Medical Tourism Boom in Jordan and United Arab Emirates


Catch some healing sun with your operation? The Middle East’s healthcare industry is booming.

Rising healthcare costs in the United States and increased waiting periods for specialized treatment in Europe are fueling rapid growth in the numbers of medical tourists pouring into the region.

Medical tourism, the practice of crossing international borders to obtain healthcare, has its modern roots in 1980s India, when western-trained physicians returned home to establish specialized practices, replicating facilities and procedures they used abroad at significantly lowered costs.

The combo of quality treatment with current technologies at deep discount to Western prices attracted a steady flow of foreign patients, and other countries jumped about this special tourism train.

Currently, over 50 countries list medical tourism as a national industry.

Jordan and the United Arab Emirates (UAE) are the region’s top medical travel destinations, according to Josef Woodman, founder of Patients Beyond Borders (self-billed as “the most trusted resource in medical travel).

Woodman told AMEinfo, “Although prices are higher than in India or Malaysia, GCC states offer excellent healthcare and patients can save 20-40% over the cost of care in the US, or over elective care in Europe.” (Jordan is not a GCC member state.)

“Other patients, particularly for cosmetic surgery and restorative dentistry, often have a preferred doctor or specialist. Still others are traveling anyway and often incorporate a business or leisure trip with medical care.”

“Numbers appear to be similarly up in Dubai and Abu Dhabi. Most international patients visiting the UAE originate from neighboring countries with little or no access to quality care, for example Qatar, Oman, the Turkic States, and from Iraq, Iran and Libya,” Woodman said. Jordan has seen a jump in Libyan and Syrian emergency patients in the past two years: not all “tourists” come for elective procedures.

In 2007, Deloitte Consulting projected that medical tourism originating in the US could jump by a factor of ten over the next decade. An estimated 750,000 Americans went abroad for health care that year, and the report estimated that a million and a half would seek health care outside the US in 2008.

So it’s no wonder that specialized “healthcare cities” are sprouting up all over the Gulf.  There’s Dubai Healthcare City, which treated 50,000 patients in 2011, up 10 percent over 2010 figures.

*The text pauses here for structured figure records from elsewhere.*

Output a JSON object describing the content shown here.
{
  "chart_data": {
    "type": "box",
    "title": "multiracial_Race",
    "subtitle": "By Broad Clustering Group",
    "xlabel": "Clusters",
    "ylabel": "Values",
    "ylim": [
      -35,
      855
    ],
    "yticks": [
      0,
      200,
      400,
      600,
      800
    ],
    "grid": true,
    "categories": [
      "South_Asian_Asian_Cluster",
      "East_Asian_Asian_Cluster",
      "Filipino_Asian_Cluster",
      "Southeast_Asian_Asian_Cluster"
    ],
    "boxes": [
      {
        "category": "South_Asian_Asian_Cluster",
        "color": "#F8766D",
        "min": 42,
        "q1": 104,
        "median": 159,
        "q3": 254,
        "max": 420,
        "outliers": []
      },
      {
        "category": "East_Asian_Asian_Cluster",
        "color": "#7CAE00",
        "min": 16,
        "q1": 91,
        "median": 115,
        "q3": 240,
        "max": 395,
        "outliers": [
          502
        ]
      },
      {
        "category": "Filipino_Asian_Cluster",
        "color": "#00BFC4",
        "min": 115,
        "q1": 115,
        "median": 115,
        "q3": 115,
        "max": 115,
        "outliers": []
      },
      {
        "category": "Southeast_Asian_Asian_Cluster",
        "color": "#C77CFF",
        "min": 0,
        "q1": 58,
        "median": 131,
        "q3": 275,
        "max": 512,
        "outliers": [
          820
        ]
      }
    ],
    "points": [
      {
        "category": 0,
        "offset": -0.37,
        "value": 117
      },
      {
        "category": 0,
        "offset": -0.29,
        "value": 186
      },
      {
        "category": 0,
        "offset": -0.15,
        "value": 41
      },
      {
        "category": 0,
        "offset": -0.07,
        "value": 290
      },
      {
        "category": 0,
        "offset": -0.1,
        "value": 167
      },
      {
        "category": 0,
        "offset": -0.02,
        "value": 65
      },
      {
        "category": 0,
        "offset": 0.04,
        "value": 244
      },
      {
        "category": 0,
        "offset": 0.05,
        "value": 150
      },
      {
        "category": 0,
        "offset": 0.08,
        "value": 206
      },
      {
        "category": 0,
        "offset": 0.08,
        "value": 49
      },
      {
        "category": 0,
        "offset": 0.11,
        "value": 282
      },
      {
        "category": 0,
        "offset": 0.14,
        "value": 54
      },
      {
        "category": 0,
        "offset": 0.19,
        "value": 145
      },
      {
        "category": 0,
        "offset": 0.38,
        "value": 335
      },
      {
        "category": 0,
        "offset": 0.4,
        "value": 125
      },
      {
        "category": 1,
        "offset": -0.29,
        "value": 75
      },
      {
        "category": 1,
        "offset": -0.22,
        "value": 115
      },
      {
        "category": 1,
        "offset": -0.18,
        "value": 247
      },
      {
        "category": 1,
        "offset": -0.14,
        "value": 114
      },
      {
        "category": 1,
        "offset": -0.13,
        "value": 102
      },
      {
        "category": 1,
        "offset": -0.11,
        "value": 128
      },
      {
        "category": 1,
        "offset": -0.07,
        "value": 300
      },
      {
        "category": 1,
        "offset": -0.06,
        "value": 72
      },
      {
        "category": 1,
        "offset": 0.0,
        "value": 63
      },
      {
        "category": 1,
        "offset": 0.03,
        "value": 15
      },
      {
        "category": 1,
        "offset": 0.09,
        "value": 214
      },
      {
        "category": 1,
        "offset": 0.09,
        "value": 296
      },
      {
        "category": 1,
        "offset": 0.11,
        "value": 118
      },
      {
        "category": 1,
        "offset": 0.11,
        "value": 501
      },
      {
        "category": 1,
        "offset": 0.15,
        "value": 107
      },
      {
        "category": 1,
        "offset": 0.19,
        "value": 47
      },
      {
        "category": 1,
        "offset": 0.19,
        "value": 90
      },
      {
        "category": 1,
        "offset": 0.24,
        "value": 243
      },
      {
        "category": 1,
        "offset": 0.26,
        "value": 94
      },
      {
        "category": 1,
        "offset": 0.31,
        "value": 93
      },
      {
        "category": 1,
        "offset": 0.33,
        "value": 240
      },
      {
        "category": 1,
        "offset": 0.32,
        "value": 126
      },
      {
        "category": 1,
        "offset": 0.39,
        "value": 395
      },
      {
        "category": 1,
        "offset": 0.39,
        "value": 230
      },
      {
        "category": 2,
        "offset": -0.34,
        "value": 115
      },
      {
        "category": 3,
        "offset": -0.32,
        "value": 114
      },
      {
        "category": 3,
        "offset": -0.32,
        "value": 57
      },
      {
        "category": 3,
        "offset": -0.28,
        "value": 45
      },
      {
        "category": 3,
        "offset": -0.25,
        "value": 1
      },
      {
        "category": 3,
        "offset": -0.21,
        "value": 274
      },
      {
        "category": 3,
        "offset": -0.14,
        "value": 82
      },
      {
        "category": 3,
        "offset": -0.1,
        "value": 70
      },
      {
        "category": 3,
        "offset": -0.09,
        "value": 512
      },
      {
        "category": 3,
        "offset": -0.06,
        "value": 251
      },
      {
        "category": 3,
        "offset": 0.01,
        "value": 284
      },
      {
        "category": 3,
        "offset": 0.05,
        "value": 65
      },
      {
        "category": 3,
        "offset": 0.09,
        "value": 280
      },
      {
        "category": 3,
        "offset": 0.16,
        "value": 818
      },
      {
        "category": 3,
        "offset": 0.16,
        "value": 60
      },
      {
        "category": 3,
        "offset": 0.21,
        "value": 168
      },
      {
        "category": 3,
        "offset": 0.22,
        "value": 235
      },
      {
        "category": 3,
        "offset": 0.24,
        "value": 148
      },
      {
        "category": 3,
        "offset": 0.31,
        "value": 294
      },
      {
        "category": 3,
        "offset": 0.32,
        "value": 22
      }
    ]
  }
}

Oman’s jumping in: a $1 billion medical city developed by Apex Medical Group is scheduled for completion in 2014. The 1.25 million square meter Dilmunia Health Island is also underway in Bahrain.

Jordan’s medical hub pulled in 234,000 medical tourists in 2010, generating $1 billion in revenue. The kingdom experienced a 30% dip in 2011 due to the Arab Spring (86% of Jordan’s medical tourists are from neighboring Middle East countries), but predictions are healthy for steadily increasing growth.

Next up: what to do with all that medical waste and the carbon footprints of all that overseas travel.

Image of wheelchair-using sunbather from Shutterstock

3 thoughts on “Medical Tourism Boom in Jordan and United Arab Emirates

  1. Laurie Balbo Post author

    I can testify to the positive experience: both in quality and economy.

    Just had significant dental work done that would’ve cost double (I price-checked with 3 USA dentists); couldn’t be happier with the end results.

    Reply
  2. Jerry

    Informative article. We in the United States are used to the argument by our politicians that so many persons come to the United States for medical treatment because our healthcare is so good. It is good to see balancing information like this.

    Reply
    • Karin Kloosterman

      I think for cutting-edge procedures and the *best* doctors in the world people still go to the United States. When one can’t afford hundreds of thousands of dollars in healthcare expenses, they choose the latter option. For treating lupus, for instance, a relatively common immune disorder, a Jordanian colleague of mine asked me to find a referral for a free healthcare service in Israel where there are lupus specialists and human rights doctors abound. For local Jordanians who can’t afford treatment, or when basics are not available, I am not sure how medical tourism benefits them in any way. The same is true for other poor nations where tourists go for treatments that are not accessible to the average citizen.